I was given a few debug messages which suggest that these registers are named PSR:

Code:

66h = PSR 102
67h = PSR 103
68h = PSR 104 (shared status register)

[loo3aem3ON]

From the bits and pieces I was given i can tell that the registers we are looking at are called "Player Status Registers" (PSR) and for some of them i could find a short description (see this file). A part of the data i received also suggests a relationship between PSR103 and AACS.

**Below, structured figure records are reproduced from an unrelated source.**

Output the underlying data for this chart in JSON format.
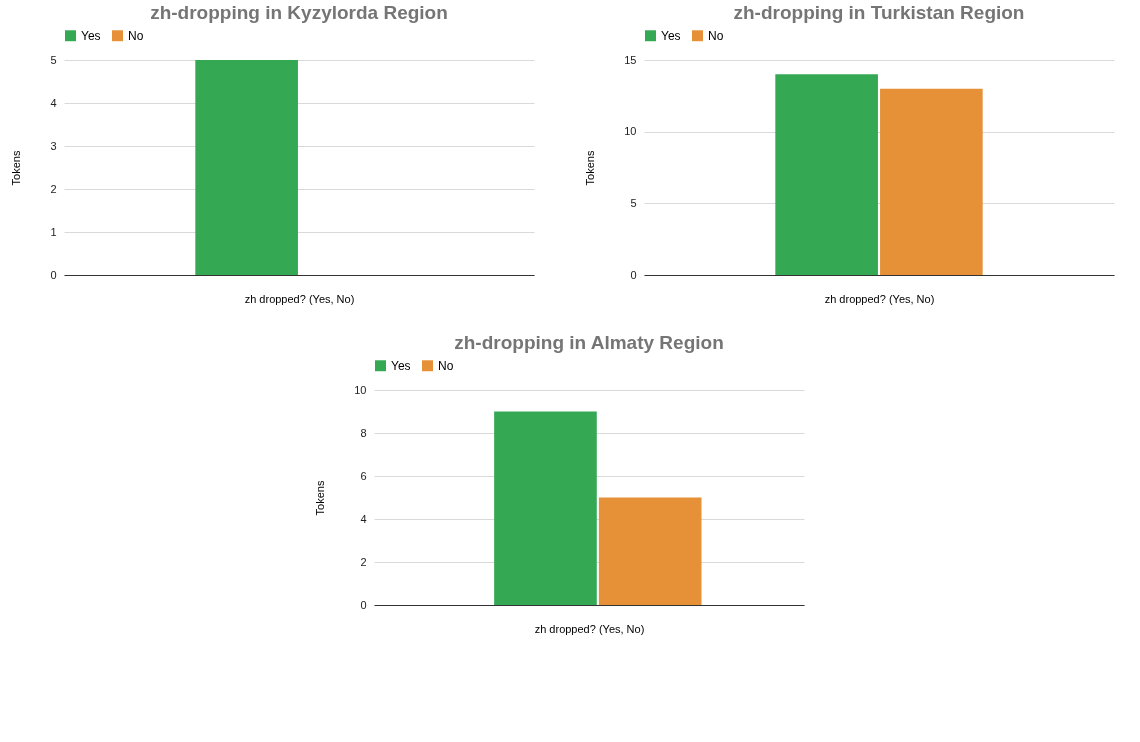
{
  "chart_data": [
    {
      "type": "bar",
      "title": "zh-dropping in Kyzylorda Region",
      "xlabel": "zh dropped? (Yes, No)",
      "ylabel": "Tokens",
      "categories": [
        null
      ],
      "series": [
        {
          "name": "Yes",
          "color": "#34a853",
          "values": [
            5
          ]
        },
        {
          "name": "No",
          "color": "#e69138",
          "values": [
            0
          ]
        }
      ],
      "ylim": [
        0,
        5
      ],
      "yticks": [
        0,
        1,
        2,
        3,
        4,
        5
      ],
      "grid": "y",
      "legend": "top"
    },
    {
      "type": "bar",
      "title": "zh-dropping in Turkistan Region",
      "xlabel": "zh dropped? (Yes, No)",
      "ylabel": "Tokens",
      "categories": [
        null
      ],
      "series": [
        {
          "name": "Yes",
          "color": "#34a853",
          "values": [
            14
          ]
        },
        {
          "name": "No",
          "color": "#e69138",
          "values": [
            13
          ]
        }
      ],
      "ylim": [
        0,
        15
      ],
      "yticks": [
        0,
        5,
        10,
        15
      ],
      "grid": "y",
      "legend": "top"
    },
    {
      "type": "bar",
      "title": "zh-dropping in Almaty Region",
      "xlabel": "zh dropped? (Yes, No)",
      "ylabel": "Tokens",
      "categories": [
        null
      ],
      "series": [
        {
          "name": "Yes",
          "color": "#34a853",
          "values": [
            9
          ]
        },
        {
          "name": "No",
          "color": "#e69138",
          "values": [
            5
          ]
        }
      ],
      "ylim": [
        0,
        10
      ],
      "yticks": [
        0,
        2,
        4,
        6,
        8,
        10
      ],
      "grid": "y",
      "legend": "top"
    }
  ]
}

Edit: Renamed "Player State Registers" to "Player Status Registers" (thanks KenD00)

[KenD00]

PSR sounds familiar, they are mentioned in the AACS spec but called Player Status Registers there, looks like they are the same. From what you have written in your documentation it looks like they are, in comparison to DVD-Players, the SPRM's of the Blu-Ray player. The AACS spec says that PSR96 and PSR97 contain the Playlist_Indicators when playing back a title that uses Sequence Keys.

[loo3aem3ON]

Quote:

Originally Posted by KenD00

PSR sounds familiar, they are mentioned in the AACS spec but called Player Status Registers there

I've just double checked my notes and indeed they are called "Player Status Registers". My mistake, sorry. At least the meaning is about the same.

Quote:

Originally Posted by KenD00

looks like they are the same. From what you have written in your documentation it looks like they are, in comparison to DVD-Players, the SPRM's of the Blu-Ray player. The AACS spec says that PSR96 and PSR97 contain the Playlist_Indicators when playing back a title that uses Sequence Keys.

Thank you. I've updated the documentation for PSR96 and PSR97. If anyone finds a description for some of the remaining unknown registers please post it here. It's required for a proper implementation of TRAP_DiscoveryRAM and also helps us with TRAP_ApplicationLayer.